Part 1: Introduction. Before starting to learn ML, we’ll get comfortable with Jax, a popular Python library for high-performance numerical computing. This library powers many ML libraries and is popular amongst ML researchers. We will use it as the basis for all code we write in the course.

Part 2: Directed Graphical Models. We’ll then shift over to learning the language of probabilistic models. That is, we’ll learn how to specify probabilistic models (like the generative story above), using probability distributions. We will start to gain intuition for what types of models are useful for which tasks. Will do all of this in NumPyro, a probabilistic programming language. NumPyro will allow us to translate our generative story directly into code we can run.

Part 3: Frequentist Learning. Using the language we developed in the previous part, we will now introduce our first model-fitting algorithm. With the language to express models and an algorithm to fit models to data, we will next begin to explore different types of commonly used ML models: predictive and generative models.

Part 4: Predictive Models. The first model class we’ll explore is predictive models. As the name suggests, these models are designed to make predictions (like in the dose / blood pressure example), and represent “supervised learning.” We will also learn how make our models expressive using tools from Deep Learning (specifically, neural networks).

Part 5: Generative Models. The second model class we’ll explore is generative models. As the name suggests, these models can generate realistic-looking synthetic data (like those text-to-image models you may have played with).

Part 6: Bayesian Inference. Now that we’ve instantiated the probabilistic ML paradigm a number of times, we’ll introduce a second model-fitting algorithm. This model-fitting algorithm will allow us to quantify uncertainty.

Part 7: Special Topics. Finally, we will connect the topics covered in class to current probabilistic ML research.

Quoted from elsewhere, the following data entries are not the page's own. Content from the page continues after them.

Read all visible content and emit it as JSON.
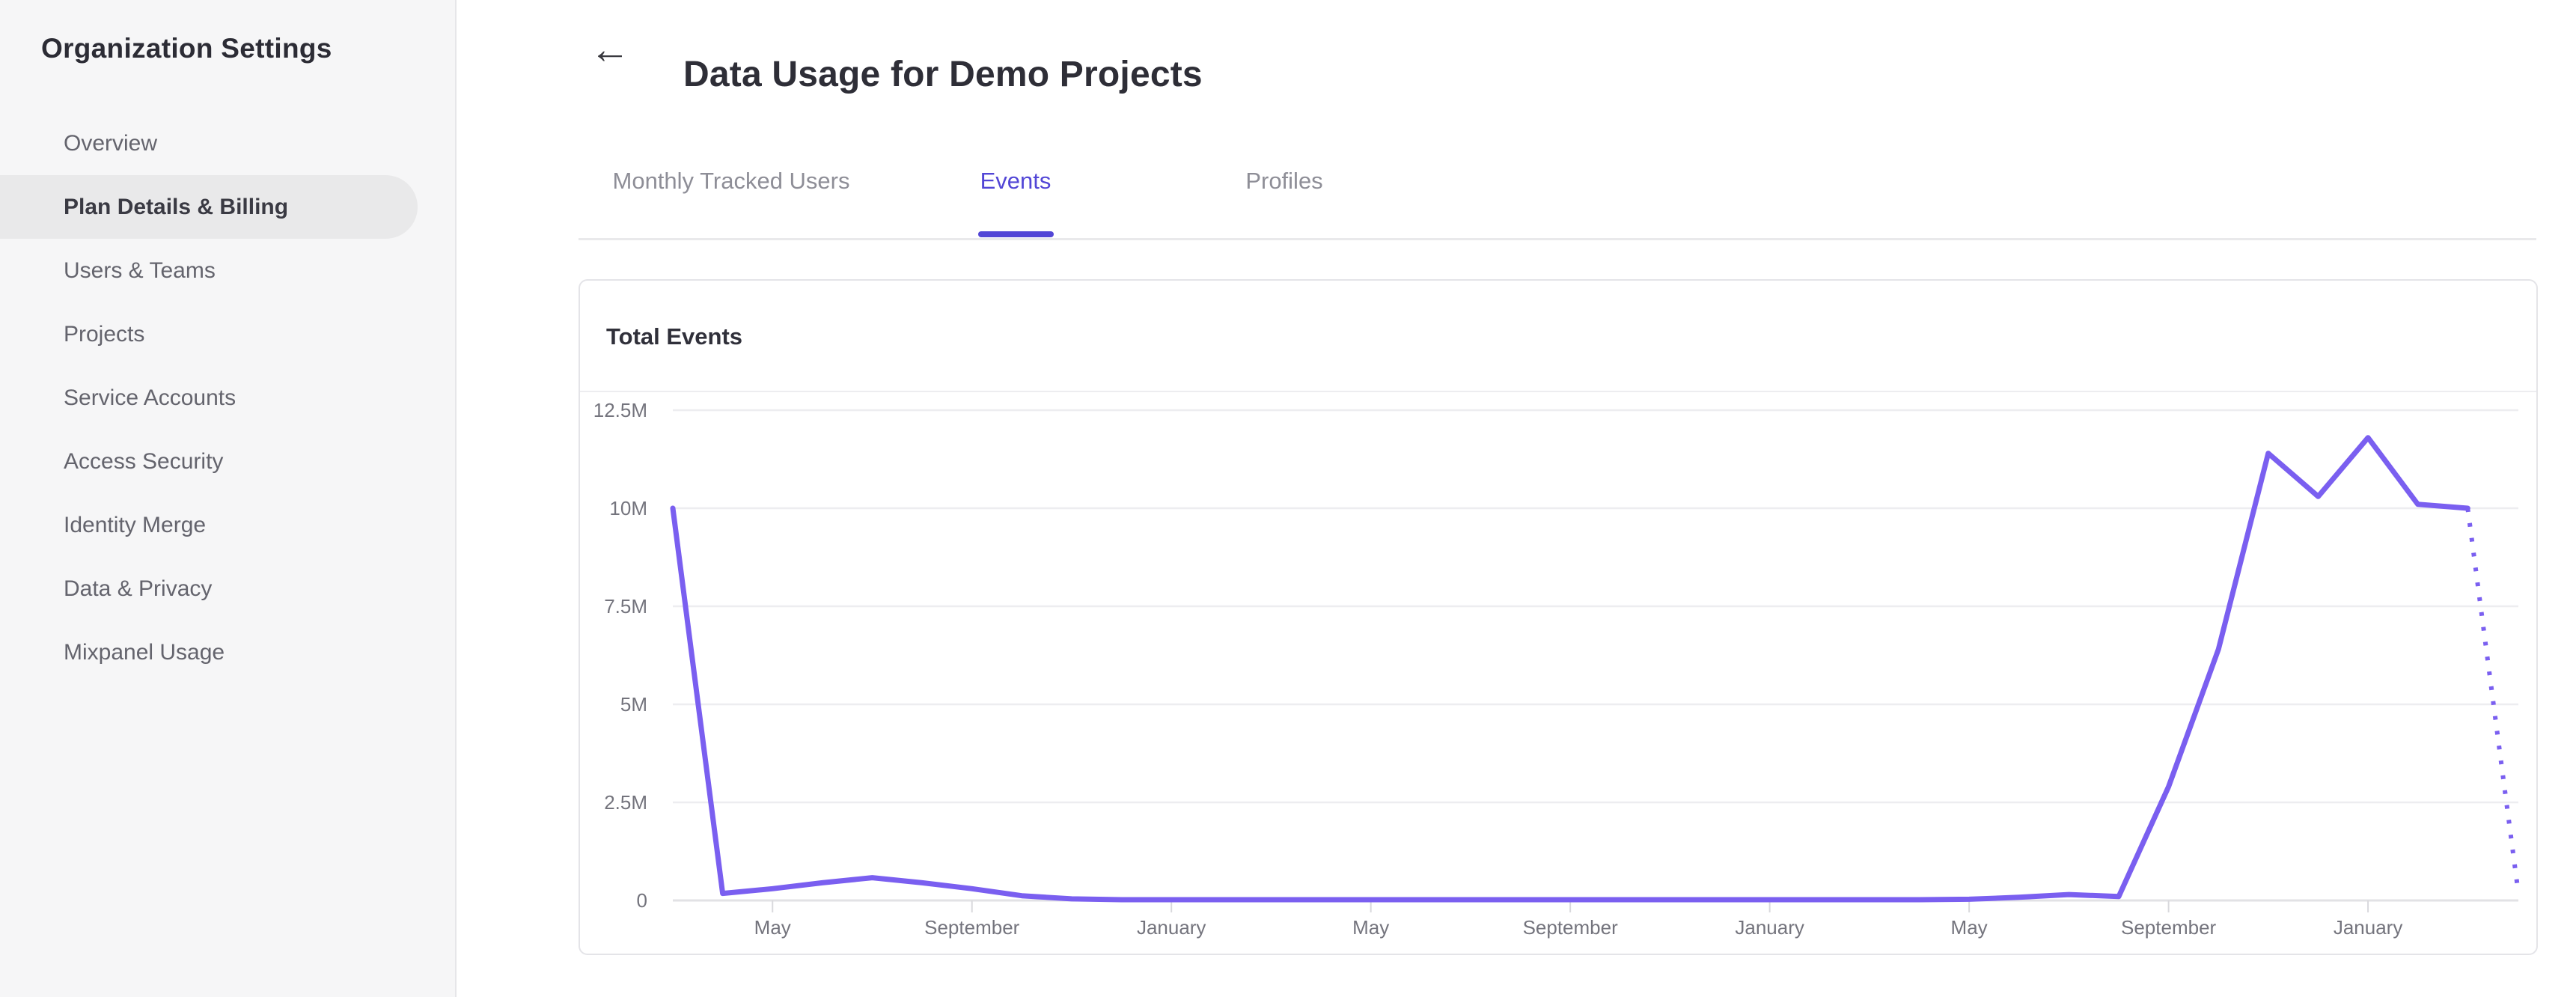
{
  "sidebar": {
    "title": "Organization Settings",
    "items": [
      {
        "label": "Overview",
        "active": false
      },
      {
        "label": "Plan Details & Billing",
        "active": true
      },
      {
        "label": "Users & Teams",
        "active": false
      },
      {
        "label": "Projects",
        "active": false
      },
      {
        "label": "Service Accounts",
        "active": false
      },
      {
        "label": "Access Security",
        "active": false
      },
      {
        "label": "Identity Merge",
        "active": false
      },
      {
        "label": "Data & Privacy",
        "active": false
      },
      {
        "label": "Mixpanel Usage",
        "active": false
      }
    ]
  },
  "header": {
    "back_icon": "←",
    "title": "Data Usage for Demo Projects"
  },
  "tabs": [
    {
      "label": "Monthly Tracked Users",
      "active": false
    },
    {
      "label": "Events",
      "active": true
    },
    {
      "label": "Profiles",
      "active": false
    }
  ],
  "card": {
    "title": "Total Events"
  },
  "colors": {
    "accent_purple": "#5246d6",
    "line_purple": "#7a5ff0",
    "sidebar_bg": "#f6f6f7",
    "active_item_bg": "#e9e9ea",
    "gridline": "#ededf0",
    "zero_line": "#e2e2e5",
    "axis_label": "#74747d"
  },
  "chart_data": {
    "type": "line",
    "title": "Total Events",
    "y_unit": "events",
    "grid": "horizontal",
    "legend": "none",
    "ylim_millions": [
      0,
      12.5
    ],
    "y_ticks": [
      {
        "label": "12.5M",
        "value": 12.5
      },
      {
        "label": "10M",
        "value": 10
      },
      {
        "label": "7.5M",
        "value": 7.5
      },
      {
        "label": "5M",
        "value": 5
      },
      {
        "label": "2.5M",
        "value": 2.5
      },
      {
        "label": "0",
        "value": 0
      }
    ],
    "x_cadence": "monthly",
    "x_ticks": [
      {
        "label": "May",
        "index": 2
      },
      {
        "label": "September",
        "index": 6
      },
      {
        "label": "January",
        "index": 10
      },
      {
        "label": "May",
        "index": 14
      },
      {
        "label": "September",
        "index": 18
      },
      {
        "label": "January",
        "index": 22
      },
      {
        "label": "May",
        "index": 26
      },
      {
        "label": "September",
        "index": 30
      },
      {
        "label": "January",
        "index": 34
      }
    ],
    "series": [
      {
        "name": "Total Events",
        "color": "#7a5ff0",
        "values_millions": [
          10,
          0.18,
          0.3,
          0.45,
          0.58,
          0.45,
          0.3,
          0.12,
          0.04,
          0.02,
          0.02,
          0.02,
          0.02,
          0.02,
          0.02,
          0.02,
          0.02,
          0.02,
          0.02,
          0.02,
          0.02,
          0.02,
          0.02,
          0.02,
          0.02,
          0.02,
          0.03,
          0.08,
          0.15,
          0.1,
          2.9,
          6.4,
          11.4,
          10.3,
          11.8,
          10.1,
          10,
          0.35
        ]
      }
    ],
    "dashed_from_index": 36
  }
}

1.5. Deconstructing the Culture of AI

We, as a society, hold beliefs about science that may be romanticized and inaccurate. These ideas can be exclusionary in the way we define a typical scientist and how science is done. These notions about science can also become obstacles for us as a community to perform rigorous, inclusive, and useful science, impede us individually in our professional growth, by contributing to unrealistic self-expectations (and therefore poor mental health), and hinder our ability to build supportive academic communities. What are these misconceptions? How can we address them?

Exercise: Societal Misconceptions about AI

Part 1: Watch this video of Iron Man developing and debugging a new suit. What societal misconceptions about CS/engineering/AI does this video endorse? Think both about who does computer science, as well as about what’s the day-to-day experience of doing CS.

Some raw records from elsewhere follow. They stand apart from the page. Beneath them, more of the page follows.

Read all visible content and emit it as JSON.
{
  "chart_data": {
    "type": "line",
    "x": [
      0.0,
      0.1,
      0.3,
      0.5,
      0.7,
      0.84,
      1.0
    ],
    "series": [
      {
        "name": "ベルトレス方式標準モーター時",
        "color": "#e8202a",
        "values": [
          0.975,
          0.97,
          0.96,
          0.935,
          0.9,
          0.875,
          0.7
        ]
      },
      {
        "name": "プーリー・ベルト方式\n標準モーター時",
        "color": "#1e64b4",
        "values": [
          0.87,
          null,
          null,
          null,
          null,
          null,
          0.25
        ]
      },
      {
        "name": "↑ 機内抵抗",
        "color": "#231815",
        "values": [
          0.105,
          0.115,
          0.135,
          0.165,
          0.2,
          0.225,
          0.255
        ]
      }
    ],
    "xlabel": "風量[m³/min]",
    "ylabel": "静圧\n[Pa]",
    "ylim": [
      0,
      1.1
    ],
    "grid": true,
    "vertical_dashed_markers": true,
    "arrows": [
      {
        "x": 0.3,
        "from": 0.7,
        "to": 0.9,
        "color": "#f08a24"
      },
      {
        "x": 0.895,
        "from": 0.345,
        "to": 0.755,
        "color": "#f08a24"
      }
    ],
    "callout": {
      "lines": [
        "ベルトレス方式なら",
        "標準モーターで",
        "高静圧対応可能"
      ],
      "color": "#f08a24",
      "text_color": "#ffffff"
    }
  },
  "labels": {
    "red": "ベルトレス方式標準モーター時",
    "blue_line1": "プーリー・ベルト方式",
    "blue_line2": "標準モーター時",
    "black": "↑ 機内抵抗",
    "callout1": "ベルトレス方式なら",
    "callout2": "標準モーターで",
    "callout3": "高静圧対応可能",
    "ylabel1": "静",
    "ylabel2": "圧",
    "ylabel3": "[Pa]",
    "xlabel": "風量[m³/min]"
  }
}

Part 2: Below is a collection of common, reasonable, and expected experiences in CS/AI/ML classes—you may find yourselves relating to these (the course staff certainly did!). In addition to representing a common, valid experience, each statement is further endorsed by common societal misconceptions. Can you identify the misconceptions behind each statement?

• I’m worried this class will be too difficult in terms of math.

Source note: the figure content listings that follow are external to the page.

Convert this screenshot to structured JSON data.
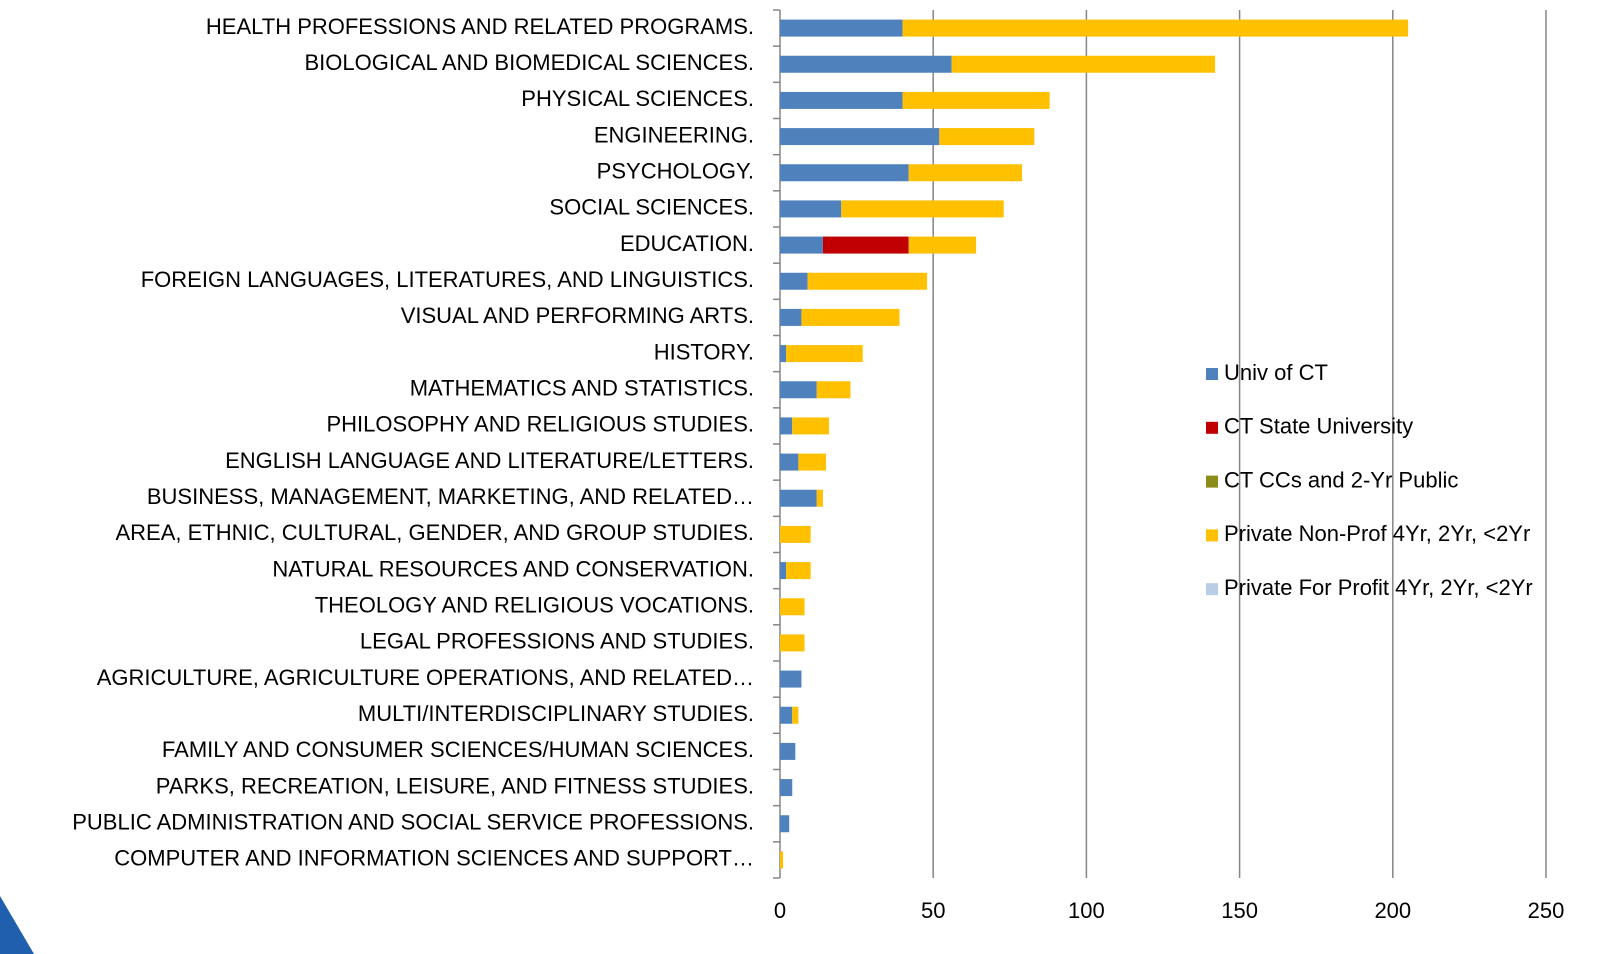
{
  "chart_data": {
    "type": "stacked_barh",
    "categories": [
      "HEALTH PROFESSIONS AND RELATED PROGRAMS.",
      "BIOLOGICAL AND BIOMEDICAL SCIENCES.",
      "PHYSICAL SCIENCES.",
      "ENGINEERING.",
      "PSYCHOLOGY.",
      "SOCIAL SCIENCES.",
      "EDUCATION.",
      "FOREIGN LANGUAGES, LITERATURES, AND LINGUISTICS.",
      "VISUAL AND PERFORMING ARTS.",
      "HISTORY.",
      "MATHEMATICS AND STATISTICS.",
      "PHILOSOPHY AND RELIGIOUS STUDIES.",
      "ENGLISH LANGUAGE AND LITERATURE/LETTERS.",
      "BUSINESS, MANAGEMENT, MARKETING, AND RELATED…",
      "AREA, ETHNIC, CULTURAL, GENDER, AND GROUP STUDIES.",
      "NATURAL RESOURCES AND CONSERVATION.",
      "THEOLOGY AND RELIGIOUS VOCATIONS.",
      "LEGAL PROFESSIONS AND STUDIES.",
      "AGRICULTURE, AGRICULTURE OPERATIONS, AND RELATED…",
      "MULTI/INTERDISCIPLINARY STUDIES.",
      "FAMILY AND CONSUMER SCIENCES/HUMAN SCIENCES.",
      "PARKS, RECREATION, LEISURE, AND FITNESS STUDIES.",
      "PUBLIC ADMINISTRATION AND SOCIAL SERVICE PROFESSIONS.",
      "COMPUTER AND INFORMATION SCIENCES AND SUPPORT…"
    ],
    "series": [
      {
        "name": "Univ of CT",
        "color": "#4f81bd",
        "values": [
          40,
          56,
          40,
          52,
          42,
          20,
          14,
          9,
          7,
          2,
          12,
          4,
          6,
          12,
          0,
          2,
          0,
          0,
          7,
          4,
          5,
          4,
          3,
          0
        ]
      },
      {
        "name": "CT State University",
        "color": "#c00000",
        "values": [
          0,
          0,
          0,
          0,
          0,
          0,
          28,
          0,
          0,
          0,
          0,
          0,
          0,
          0,
          0,
          0,
          0,
          0,
          0,
          0,
          0,
          0,
          0,
          0
        ]
      },
      {
        "name": "CT CCs and 2-Yr Public",
        "color": "#8c8c1a",
        "values": [
          0,
          0,
          0,
          0,
          0,
          0,
          0,
          0,
          0,
          0,
          0,
          0,
          0,
          0,
          0,
          0,
          0,
          0,
          0,
          0,
          0,
          0,
          0,
          0
        ]
      },
      {
        "name": "Private Non-Prof 4Yr, 2Yr, <2Yr",
        "color": "#ffc000",
        "values": [
          165,
          86,
          48,
          31,
          37,
          53,
          22,
          39,
          32,
          25,
          11,
          12,
          9,
          2,
          10,
          8,
          8,
          8,
          0,
          2,
          0,
          0,
          0,
          1
        ]
      },
      {
        "name": "Private For Profit 4Yr, 2Yr, <2Yr",
        "color": "#b9cde5",
        "values": [
          0,
          0,
          0,
          0,
          0,
          0,
          0,
          0,
          0,
          0,
          0,
          0,
          0,
          0,
          0,
          0,
          0,
          0,
          0,
          0,
          0,
          0,
          0,
          0
        ]
      }
    ],
    "xlim": [
      0,
      250
    ],
    "xticks": [
      0,
      50,
      100,
      150,
      200,
      250
    ],
    "grid": true,
    "legend": "right"
  }
}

• I’m worried this class will be too difficult in terms of coding.

• I’m worried I don’t have the right background for the class.

• I’m worried that my background/skill set will not be valued by my peers.

• I’m worried I won’t do well in the class.

Part 3: Individually and as a community, how can we address these common challenges?

Acknowledgements. This section is adapted from Yaniv Yacoby’s offering of CS290 at Harvard.